Investment Real Estate at Mid-Year: Active, with Substantial Capital But Not Enough of the “Right Product”
By Andrew Merin, Vice Chairman
Cushman & Wakefield, Inc.
Metropolitan Area Capital Markets Group
August 2, 2011 – (RealEstateRama) — The first half of 2011 has seen significant capital allocated to real estate, but the market remains a “tale of two cities.” The absolute right product continues to attract a great deal of interest, but if an asset is “slightly off,” there is no action for it. That trend spans all four primary property types – retail, office, industrial, and multi-family.
Indeed, there continues to be a lack of that “absolute right product” coming to the market in almost every category. In retail, for example, few grocery-anchored shopping centers are coming to the market in our region. Those properties that do are, in some instances, commanding capitalization rates below six. One trend we are seeing are owners cleaning their portfolios of non-grocery anchored secondary product.
In the office market, class A buildings with long-term credit leases in solid locations are fetching big numbers, with cap rates generally between seven and eight, and in some cases even sub-seven. For value-add opportunities, the lack of activity of a year or two ago has given way to a trend where improving fundamentals are leading some people to look out on the risk curve. We have a major assignment in Stamford for an empty, 560,000-square-foot, class A building, a substantial value-add play that is attracting a lot of interest.
To date, in New Jersey, our group has done approximately $500 million of office sales so far this year, and the overall marketplace has seen more than $1 billion in total office sales in the state.
The industrial sector, meanwhile, has been very active. Much of that activity is in anticipation of the expansion of the Panama Canal, the raising of the Bayonne Bridge, and the fact that New Jersey is very much a port-oriented industrial state. On the fundamental side, the market is finally seeing the excess space in the New Jersey Turnpike Exit 7A and 8A submarkets, at heavily discounted rental rates, being absorbed. By the end of the year, the industrial sector is projected to be stabilized to the extent that the market may be seeing new speculative development in the second half of 2012.

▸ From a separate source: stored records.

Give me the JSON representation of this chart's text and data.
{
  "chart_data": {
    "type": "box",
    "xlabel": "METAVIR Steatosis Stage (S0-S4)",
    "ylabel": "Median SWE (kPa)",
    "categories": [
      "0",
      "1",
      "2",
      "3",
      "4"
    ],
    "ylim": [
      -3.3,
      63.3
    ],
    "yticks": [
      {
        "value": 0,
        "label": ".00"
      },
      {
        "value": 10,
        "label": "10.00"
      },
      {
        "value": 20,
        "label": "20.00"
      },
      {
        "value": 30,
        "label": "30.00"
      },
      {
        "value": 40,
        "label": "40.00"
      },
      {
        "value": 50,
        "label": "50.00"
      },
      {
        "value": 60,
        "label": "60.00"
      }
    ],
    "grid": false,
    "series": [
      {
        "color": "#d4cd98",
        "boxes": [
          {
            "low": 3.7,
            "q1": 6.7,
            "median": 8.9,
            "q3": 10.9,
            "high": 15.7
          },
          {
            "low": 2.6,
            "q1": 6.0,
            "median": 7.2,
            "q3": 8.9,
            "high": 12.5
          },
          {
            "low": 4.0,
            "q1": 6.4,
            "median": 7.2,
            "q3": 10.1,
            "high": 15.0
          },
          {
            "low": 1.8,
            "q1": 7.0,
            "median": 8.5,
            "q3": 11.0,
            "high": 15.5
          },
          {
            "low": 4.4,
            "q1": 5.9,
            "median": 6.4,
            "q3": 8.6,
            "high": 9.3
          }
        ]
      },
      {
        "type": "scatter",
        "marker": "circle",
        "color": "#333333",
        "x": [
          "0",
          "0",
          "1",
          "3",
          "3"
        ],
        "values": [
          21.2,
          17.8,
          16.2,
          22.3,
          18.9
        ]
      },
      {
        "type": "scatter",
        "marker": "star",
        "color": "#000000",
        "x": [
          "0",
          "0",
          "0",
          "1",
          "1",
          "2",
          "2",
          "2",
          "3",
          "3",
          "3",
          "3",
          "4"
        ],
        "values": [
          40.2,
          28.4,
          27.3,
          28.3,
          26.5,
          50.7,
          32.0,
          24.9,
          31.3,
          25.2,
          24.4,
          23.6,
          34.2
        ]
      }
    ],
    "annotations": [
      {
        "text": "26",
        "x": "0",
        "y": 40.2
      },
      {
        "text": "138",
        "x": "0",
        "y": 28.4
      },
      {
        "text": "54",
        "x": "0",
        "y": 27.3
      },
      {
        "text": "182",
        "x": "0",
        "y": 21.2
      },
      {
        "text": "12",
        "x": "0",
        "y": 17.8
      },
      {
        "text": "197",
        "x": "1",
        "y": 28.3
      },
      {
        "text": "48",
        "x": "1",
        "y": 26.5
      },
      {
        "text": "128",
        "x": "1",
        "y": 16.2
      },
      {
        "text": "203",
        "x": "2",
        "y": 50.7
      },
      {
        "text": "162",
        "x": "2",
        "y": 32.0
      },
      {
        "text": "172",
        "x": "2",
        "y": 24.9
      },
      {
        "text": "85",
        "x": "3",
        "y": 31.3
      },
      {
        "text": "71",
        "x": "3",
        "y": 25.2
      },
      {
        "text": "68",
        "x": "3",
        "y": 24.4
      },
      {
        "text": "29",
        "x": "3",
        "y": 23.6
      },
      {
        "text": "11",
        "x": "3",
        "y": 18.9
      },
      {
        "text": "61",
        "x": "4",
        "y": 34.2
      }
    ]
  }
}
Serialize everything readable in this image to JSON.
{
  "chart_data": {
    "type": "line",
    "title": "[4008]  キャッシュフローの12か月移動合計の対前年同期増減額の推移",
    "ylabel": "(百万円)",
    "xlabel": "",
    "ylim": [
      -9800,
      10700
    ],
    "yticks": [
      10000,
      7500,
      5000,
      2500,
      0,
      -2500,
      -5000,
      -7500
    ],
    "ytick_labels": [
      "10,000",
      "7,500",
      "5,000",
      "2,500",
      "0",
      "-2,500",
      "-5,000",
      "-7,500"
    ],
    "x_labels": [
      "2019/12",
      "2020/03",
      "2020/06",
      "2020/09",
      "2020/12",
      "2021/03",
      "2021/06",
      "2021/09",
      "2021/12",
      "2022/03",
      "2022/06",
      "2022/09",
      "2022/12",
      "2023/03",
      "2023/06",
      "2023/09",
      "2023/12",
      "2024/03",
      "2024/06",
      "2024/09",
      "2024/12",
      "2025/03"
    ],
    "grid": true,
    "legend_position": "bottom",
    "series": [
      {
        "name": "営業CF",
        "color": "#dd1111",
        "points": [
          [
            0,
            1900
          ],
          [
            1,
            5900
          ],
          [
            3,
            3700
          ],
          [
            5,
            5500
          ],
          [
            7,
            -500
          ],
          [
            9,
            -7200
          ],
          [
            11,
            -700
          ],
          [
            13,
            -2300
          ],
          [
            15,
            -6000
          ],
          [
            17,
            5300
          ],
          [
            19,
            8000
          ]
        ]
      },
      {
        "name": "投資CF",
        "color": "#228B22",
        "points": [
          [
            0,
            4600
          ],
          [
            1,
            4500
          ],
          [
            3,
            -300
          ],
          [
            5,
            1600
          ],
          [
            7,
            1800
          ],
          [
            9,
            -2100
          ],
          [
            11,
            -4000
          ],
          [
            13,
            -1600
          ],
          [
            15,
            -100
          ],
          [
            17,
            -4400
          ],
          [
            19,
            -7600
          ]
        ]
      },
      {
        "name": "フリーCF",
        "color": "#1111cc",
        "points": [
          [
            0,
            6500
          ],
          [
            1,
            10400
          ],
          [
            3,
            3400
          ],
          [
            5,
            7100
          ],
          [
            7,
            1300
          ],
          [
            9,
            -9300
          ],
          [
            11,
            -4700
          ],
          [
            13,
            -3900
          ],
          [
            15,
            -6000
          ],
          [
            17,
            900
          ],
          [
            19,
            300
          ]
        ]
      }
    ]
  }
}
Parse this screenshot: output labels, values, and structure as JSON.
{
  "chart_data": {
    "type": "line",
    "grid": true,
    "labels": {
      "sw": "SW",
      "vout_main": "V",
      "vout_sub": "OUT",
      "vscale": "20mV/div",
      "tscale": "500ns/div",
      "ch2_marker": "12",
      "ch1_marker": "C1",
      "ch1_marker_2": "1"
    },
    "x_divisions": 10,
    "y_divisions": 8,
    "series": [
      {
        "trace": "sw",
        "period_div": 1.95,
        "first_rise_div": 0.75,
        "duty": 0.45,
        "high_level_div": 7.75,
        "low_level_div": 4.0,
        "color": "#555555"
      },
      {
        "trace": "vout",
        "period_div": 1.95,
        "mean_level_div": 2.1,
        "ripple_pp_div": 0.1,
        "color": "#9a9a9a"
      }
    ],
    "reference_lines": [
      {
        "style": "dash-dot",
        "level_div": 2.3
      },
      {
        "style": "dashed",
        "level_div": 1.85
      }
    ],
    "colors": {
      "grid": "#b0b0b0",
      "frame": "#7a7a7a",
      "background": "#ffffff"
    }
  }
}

There is a substantial amount of capital chasing industrial in New Jersey. One surprise has been deal execution that is 10-15% higher in value than we anticipated, driven both by the surplus of money and the anticipation of market correction. Our group has done more than $250 million in this product to date this year, with cap rate execution overall in the six- to 7.5-range and one transaction in particular with a sub-six cap rate.
Another trend for both office and industrial has been obsolete properties trading for their land value. For example, empty office buildings have been trading in the $30-40 per- square-foot range, and industrial buildings in the $10-20 per-square-foot range. Basically, those buildings are tear-downs, typically for an alternative use—office for healthcare, as one example, and industrial for retail re-use because of the typically large fields, or older industrial either for ground-up multi-family or lofts in urban settings.
And on the multi-family side, there has been a lot of activity, mostly for class B product with a scarcity of class A coming to market. There appears to be a focus by the institutions on joint ventures or forward sales with developers, and there also appears to be activity toward future multi-family development to fill the void. Rents are rising, concessions are basically gone, and overall it is a very healthy sector.
For our team in general, the first half of 2011 has been very active. We anticipate that our volume will approach $1 billion by the end of the summer, and $1.5 to $1.75 billion for the full year.